Il y aurait sans doute un intérêt, notamment dans un texte scientifique ou journalistique, de s’appuyer sur les ontologies pour savoir si le terme en question a telle signification dans ce domaine ou si, dans un autre domaine, il a une autre signification. Mais à ma connaissance, à l’heure actuelle, il y a très peu de systèmes qui utilisent les ontologies. À mon avis, c’est parce qu’il n’y a pas encore d’ontologies suffisamment développées, surtout dans le milieu médical.


-  Par rapport justement à l’existence de systèmes, qui fait du résumé automatique ou plutôt où ? Est-ce qu’il y a une offre et qui actuellement s’en sert ou devrait s’en servir ? Autrement dit, pouvez-vous nous faire une description du paysage de recherche et industriel ?

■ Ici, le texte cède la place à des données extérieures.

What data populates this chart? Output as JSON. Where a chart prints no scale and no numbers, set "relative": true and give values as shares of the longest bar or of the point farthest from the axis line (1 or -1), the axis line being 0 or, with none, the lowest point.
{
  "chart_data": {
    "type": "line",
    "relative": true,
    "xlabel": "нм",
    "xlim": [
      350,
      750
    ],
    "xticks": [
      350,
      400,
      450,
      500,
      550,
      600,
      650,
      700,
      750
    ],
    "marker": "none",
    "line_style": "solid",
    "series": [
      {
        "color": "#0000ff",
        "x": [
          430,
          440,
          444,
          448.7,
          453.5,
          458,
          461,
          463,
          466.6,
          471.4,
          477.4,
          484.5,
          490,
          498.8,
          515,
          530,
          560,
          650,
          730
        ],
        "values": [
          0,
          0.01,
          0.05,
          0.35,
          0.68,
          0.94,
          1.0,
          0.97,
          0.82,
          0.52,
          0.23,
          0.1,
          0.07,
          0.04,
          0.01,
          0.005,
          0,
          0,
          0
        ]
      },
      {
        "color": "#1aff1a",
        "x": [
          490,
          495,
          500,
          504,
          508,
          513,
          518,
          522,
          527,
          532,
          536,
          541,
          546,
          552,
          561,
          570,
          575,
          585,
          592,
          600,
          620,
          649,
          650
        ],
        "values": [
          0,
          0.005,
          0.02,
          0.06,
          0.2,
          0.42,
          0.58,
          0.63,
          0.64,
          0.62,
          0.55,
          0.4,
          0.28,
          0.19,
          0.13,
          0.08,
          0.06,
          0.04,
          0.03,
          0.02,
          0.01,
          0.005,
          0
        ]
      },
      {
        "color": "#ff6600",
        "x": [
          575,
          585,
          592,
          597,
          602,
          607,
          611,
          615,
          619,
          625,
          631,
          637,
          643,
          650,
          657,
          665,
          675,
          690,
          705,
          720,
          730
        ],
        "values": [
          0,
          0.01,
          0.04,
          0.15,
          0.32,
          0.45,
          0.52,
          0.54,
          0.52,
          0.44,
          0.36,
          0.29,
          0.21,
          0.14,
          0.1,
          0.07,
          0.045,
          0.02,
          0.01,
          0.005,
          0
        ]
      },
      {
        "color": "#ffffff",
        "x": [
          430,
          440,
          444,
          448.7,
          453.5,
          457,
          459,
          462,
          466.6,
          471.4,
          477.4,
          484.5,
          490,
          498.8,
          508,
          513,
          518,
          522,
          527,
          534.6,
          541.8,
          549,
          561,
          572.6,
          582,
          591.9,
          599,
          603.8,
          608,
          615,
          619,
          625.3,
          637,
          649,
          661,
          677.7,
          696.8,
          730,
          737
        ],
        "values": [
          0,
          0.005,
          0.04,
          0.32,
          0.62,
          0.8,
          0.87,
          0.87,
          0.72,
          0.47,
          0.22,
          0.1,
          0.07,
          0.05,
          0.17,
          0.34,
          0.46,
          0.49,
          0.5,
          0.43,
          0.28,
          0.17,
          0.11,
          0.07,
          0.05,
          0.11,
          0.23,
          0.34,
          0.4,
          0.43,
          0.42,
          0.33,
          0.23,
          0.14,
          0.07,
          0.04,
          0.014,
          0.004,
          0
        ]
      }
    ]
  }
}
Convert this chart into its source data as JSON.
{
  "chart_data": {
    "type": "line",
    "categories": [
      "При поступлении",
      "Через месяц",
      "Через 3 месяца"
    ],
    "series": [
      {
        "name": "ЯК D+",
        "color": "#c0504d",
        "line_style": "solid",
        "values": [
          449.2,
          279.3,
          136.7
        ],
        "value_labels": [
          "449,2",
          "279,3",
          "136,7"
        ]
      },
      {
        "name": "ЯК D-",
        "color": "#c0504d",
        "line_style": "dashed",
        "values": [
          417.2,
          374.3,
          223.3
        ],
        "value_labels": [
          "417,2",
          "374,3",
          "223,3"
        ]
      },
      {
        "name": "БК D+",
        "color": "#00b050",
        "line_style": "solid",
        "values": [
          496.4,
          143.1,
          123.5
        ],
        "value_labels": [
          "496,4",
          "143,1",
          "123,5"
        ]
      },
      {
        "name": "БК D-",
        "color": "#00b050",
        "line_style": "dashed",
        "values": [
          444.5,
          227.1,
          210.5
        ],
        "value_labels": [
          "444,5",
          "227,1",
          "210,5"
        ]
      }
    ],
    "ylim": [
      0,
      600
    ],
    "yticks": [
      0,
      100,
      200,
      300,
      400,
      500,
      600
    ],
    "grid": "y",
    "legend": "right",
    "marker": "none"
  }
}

Dans le paysage industriel, il y a des outils de résumés automatiques, et notamment un dans le logiciel Word de Microsoft. Tout le monde le considère comme très mauvais mais enfin il existe. Il y a quelques offres sur le marché : en France, il y a la société Pertinence qui offre du résumé automatique, et puis il y a des produits comme Summarizer de Copernic. Il y a donc une offre industrielle, mais le problème, de mon point de vue, c’est que cette offre industrielle du résumé automatique ne correspond pas aux besoins. Je parle d’après mon expérience sur le résumé automatique. Souvent, lorsque, dans une entreprise, on rencontre un chef d’entreprise qui dit « je voudrais un système de résumé automatique », derrière le terme « résumé automatique », il met une fonctionnalité qui n’est pas celle du résumé automatique. Pour lui, « résumé automatique », c’est soit une synthèse du texte - et il y a actuellement aucun système de synthèse, il y a des systèmes d’extraction mais pas de synthèse -, soit un niveau d’exigence en terme de compréhension qui est très au-delà de ce que l’on sait faire actuellement avec des résumés automatiques.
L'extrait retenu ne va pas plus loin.